Rule 4(a)(6) permits the Court to reopen the time to file an appeal where the movant did not receive notice of the order sought to be appealed, as long as no party would be prejudiced, and the motion is filed within 180 days of the appealed order or 14 days after receiving notice of the order, whichever is earlier. Fed. R. App. P. 4(a)(6). Here, Plaintiff's recitation of events reveals that his Motion under Rule 4(a)(6) was filed more than 14 days after receiving notice of the Court's Order denying the Motion to Reconsider. Plaintiff states that after he received such notice, he filed a new action, Case No. 13-cv-2876, which was filed on October 22, 2013. (ECF No. 53 at 1.) Plaintiff's Motion requesting relief under Rule 4(a)(6) was not filed until December 13, 2013. (ECF No. 45.) Even if Plaintiff's new complaint was filed the same day he received notice of the Court's Order, he waited 52 days before moving to reopen the time to file an appeal.
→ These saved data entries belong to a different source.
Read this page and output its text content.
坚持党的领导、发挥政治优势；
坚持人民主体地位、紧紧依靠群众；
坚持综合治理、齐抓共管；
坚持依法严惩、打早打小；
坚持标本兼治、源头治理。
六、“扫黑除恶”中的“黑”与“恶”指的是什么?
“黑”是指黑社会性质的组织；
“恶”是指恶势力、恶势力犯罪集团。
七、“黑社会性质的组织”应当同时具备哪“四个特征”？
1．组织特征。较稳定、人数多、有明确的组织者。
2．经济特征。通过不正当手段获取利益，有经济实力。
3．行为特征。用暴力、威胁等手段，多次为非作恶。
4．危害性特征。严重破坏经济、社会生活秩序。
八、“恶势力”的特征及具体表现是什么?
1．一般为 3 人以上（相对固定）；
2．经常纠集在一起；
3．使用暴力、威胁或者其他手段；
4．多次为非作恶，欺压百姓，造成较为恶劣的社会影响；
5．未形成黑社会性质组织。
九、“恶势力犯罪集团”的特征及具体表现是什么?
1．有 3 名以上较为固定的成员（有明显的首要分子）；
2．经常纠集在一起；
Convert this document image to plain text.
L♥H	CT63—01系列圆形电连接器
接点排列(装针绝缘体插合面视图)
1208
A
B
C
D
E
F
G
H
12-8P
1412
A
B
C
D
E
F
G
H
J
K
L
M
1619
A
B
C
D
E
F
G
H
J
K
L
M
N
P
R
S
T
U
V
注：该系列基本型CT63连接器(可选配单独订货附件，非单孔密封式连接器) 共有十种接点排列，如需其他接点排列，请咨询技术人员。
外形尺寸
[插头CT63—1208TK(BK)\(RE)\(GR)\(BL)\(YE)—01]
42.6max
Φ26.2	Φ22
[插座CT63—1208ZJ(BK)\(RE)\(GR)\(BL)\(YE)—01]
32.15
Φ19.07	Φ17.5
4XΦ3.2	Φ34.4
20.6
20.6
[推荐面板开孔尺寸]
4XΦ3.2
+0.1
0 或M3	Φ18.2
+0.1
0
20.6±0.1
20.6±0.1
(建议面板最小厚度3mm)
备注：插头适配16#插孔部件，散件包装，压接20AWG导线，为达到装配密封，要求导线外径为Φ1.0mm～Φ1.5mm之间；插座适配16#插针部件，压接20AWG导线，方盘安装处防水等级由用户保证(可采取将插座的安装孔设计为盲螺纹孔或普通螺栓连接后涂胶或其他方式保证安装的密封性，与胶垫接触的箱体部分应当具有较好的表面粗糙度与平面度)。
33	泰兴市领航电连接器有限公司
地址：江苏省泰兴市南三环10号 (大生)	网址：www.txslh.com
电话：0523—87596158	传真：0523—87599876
Because Rule 4(a)(6)(B) requires the motion to be filed within 14 days of receiving notice, the Court cannot reopen the time for Plaintiff to appeal the Court's dismissal of his claims as to the remaining Defendants. See Fed. R. App. P. 4(a)(6) (permitting the district court to reopen the time for appeal "only if all the following conditions are satisfied"); Fed.R.Civ.P. 77(d)(2) ("Lack of notice of the entry [of an order] does not affect the time for appeal or relieve-or authorize the court to relieve-a party for failing to appeal within the time allowed, except as allowed by Federal Rule of Appellate Procedure 4(a)."). Accordingly, Plaintiff's request to reopen time to file an appeal must be denied.

C. Motion for Leave to Amend the Complaint

Plaintiff's Memorandum Brief in support of the Motion also requests leave to amend the complaint, and attaches a proposed Second Amended Complaint. (ECF No. 47.) This request violates both this Court's Revised Practice Standard III.B., which requires that "[a]ll requests for the Court to take any action... must be contained in a separate, written motion", as well as this District's Local Rule 7.1(c), which states that such a motion "shall be made in a separate paper." Accordingly, Plaintiff's request for leave to amend is denied without prejudice to refiling as a separate motion.

IV. CONCLUSION

For the reasons set forth above, it is hereby ORDERED that:

1. Plaintiff's Motion for Relief from Judgment or Order Pursuant to Rule 60(b) (ECF No. 45) is GRANTED as to Defendant Emela Buljko and DENIED as to the remaining Defendants;

2. The Final Judgment is VACATED, the Clerk shall reopen this case as against Defendant Emela Buljko, and this action shall proceed only as to Plaintiff's Fourth Amendment claim for malicious prosecution against Defendant Buljko;

3. When Final Judgment is entered, it shall be in favor of Defendants Kenneth R. Buck, Greeley Police Chief, John Barber, Stephen Perkins, and Officer Ellis, and against the Plaintiff, and those Defendants shall have their costs; and

4. Plaintiff's Motion for Leave to Amend the Complaint (ECF No. 46) is DENIED WITHOUT PREJUDICE to refiling on or before June 30, 2014.